= Vidal Medina =

Mexican playwright and theatre director (born 1976)

Vidal Medina (born in 1976) is a Mexican playwright and theatre director.

== Biography ==
Medina was born in 1976 in Reynosa, Tamaulipas. He graduated from the Universidad Autónoma de Nuevo León (UANL) in Administration, and studied in music at the Monterrey School of Music and Dancey. In 1994, he founded the Bocazas Grises literary workshop, and joined a theatrical workshop at the UANL School of Theater of the Faculty of Philosophy and Literature in 1999. In 2006–07, he studied in the Diplomado Nacional de Dramaturgia Conaculta-Inba.

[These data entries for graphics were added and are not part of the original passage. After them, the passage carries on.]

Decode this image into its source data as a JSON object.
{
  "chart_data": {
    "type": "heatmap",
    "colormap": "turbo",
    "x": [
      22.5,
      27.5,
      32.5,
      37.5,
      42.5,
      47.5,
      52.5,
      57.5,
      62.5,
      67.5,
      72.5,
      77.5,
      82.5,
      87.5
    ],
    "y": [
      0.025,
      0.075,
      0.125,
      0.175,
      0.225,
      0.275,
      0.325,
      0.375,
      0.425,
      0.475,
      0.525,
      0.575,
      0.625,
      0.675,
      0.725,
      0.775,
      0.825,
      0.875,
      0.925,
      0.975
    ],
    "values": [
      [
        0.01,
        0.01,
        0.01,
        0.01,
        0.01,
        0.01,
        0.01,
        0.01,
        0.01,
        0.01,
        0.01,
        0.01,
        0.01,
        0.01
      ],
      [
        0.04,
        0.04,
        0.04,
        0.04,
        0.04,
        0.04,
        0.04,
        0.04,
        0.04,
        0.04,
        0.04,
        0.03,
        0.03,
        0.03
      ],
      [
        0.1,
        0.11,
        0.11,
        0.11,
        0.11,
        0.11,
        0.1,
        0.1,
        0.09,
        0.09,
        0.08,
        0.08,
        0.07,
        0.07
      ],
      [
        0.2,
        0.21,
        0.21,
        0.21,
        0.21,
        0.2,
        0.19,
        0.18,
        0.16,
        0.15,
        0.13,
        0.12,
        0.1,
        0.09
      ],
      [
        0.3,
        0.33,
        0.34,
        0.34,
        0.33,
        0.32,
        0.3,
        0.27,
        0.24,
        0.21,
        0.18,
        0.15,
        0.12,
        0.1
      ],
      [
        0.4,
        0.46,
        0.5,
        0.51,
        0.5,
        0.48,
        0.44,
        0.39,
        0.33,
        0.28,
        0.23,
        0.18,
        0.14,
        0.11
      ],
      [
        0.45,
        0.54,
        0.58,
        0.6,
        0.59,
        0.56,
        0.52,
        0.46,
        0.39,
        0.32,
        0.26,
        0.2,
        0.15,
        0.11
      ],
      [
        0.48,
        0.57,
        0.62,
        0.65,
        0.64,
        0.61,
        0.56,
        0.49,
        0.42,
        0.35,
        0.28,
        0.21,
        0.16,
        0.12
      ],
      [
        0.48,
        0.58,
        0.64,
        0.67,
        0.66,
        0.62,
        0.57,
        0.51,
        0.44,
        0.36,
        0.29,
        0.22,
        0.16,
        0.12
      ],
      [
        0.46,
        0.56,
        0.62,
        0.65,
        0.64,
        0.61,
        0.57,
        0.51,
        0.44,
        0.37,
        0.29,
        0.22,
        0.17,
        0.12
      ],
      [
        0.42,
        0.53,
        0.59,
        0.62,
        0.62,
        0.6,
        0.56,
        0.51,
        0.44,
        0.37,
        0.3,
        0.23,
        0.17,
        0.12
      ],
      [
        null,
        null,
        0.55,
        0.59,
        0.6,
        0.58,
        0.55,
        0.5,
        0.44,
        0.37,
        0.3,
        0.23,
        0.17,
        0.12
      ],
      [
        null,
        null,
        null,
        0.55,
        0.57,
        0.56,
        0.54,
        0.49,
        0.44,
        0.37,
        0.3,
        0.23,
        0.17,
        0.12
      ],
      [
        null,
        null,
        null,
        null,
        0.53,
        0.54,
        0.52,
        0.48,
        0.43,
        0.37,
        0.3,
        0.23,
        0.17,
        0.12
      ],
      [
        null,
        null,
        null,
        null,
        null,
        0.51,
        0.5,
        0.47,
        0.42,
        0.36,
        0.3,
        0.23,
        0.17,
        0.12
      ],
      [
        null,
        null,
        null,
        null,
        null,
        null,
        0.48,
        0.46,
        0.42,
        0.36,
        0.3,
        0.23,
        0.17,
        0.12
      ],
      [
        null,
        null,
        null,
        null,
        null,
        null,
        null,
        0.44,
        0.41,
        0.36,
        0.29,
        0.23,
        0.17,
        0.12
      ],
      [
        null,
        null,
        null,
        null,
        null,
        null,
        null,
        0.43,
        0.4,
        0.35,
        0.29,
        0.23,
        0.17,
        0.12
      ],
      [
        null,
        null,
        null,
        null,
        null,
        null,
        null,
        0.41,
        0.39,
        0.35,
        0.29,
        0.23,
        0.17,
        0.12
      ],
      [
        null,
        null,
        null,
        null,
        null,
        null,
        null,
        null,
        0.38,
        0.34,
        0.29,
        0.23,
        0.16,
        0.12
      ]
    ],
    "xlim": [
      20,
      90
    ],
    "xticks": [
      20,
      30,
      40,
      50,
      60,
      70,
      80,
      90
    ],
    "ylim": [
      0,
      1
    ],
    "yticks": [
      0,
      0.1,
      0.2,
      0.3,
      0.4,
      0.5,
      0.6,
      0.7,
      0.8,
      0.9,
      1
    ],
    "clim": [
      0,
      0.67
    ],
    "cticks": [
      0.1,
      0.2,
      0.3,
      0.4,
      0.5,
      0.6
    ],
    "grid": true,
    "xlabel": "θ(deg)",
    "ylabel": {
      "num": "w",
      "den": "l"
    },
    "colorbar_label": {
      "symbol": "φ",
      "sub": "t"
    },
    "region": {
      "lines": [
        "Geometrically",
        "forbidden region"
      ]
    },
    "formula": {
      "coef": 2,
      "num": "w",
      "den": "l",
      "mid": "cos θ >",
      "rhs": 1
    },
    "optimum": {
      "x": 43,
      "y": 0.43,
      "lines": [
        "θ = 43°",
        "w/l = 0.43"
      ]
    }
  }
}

He is currently writing at the International Play Development of the London Royal Court Theater. He is affiliated with the Teatro de los Peripatéticos A.C.

== Published works ==
- Garap, Conarte-Conaculta, ed. 2002. Won the Nuevo León Literature Prize, 2001.
- Sitios concurridos, trazos y la danza del zombie (Antología: Contraseña: Nueva Dramaturgia Regiomontana, Conarte-Conaculta, ed. 2003).
- Vuelve a casa (Return Home) Microdrama. Posdata Magazine Ed. 2005)
- Galimatías (Tramoya Magazine no. 91. Veracruzana University- UANL. Ed. 2007).
- Reseña: Garap, de Vidal Medina, Nuevo León State Fund for Culture and Arts, by Salvador Ramírez. Paso de Gato Año 3 Magazine, no. 16–17. April–June 2004.
- Prácticas Posmodernas en la dramaturgia mexicana de los noventa (Postmodern Practice in 1990s Mexican Drama) (David Olguín, Luis Mario Moncada, Gerardo Mancebo, Vidal Medina) by Elvira Popova. Armas y Letras Magazine (Universidad Autónoma de Nuevo León) No. 56. September 2006.

== Premieres ==
- Sitios concurridos, under the author's direction. Fuenteovejun-teatro bar, October 2003 – May 2004.
- Garap, directed by Coral Aguirre, Teatro del Centro de los Artes (winner of the Puestas en Escena 2004). November 2004 – March 2005.
- Húmedas almohadas, under the author's direction. Outdoor theater of the Esquina Amarilla (Yellow Corner), Sala Experimental, Teatro la Estación, Teatro Calderón. October 2005 – October 2006.
- Galimatías, directed by Mónica Jasso. Sala Experimental. October 2006. (Winner of the Puestas en Escena 2006).

== Dramatic readings ==
- El misterio de Ariadna (Beca del Centro de Escritores de NL. 2003–2004. Leída en la 2ª muestra nacional de la joven dramaturgia en Junio de 2005 en Querétaro).
- Resistencia al cambio (Leído el ciclo de lecturas dramatizadas "Ola Nueva" en Acapulco, Guerrero en junio de 2006).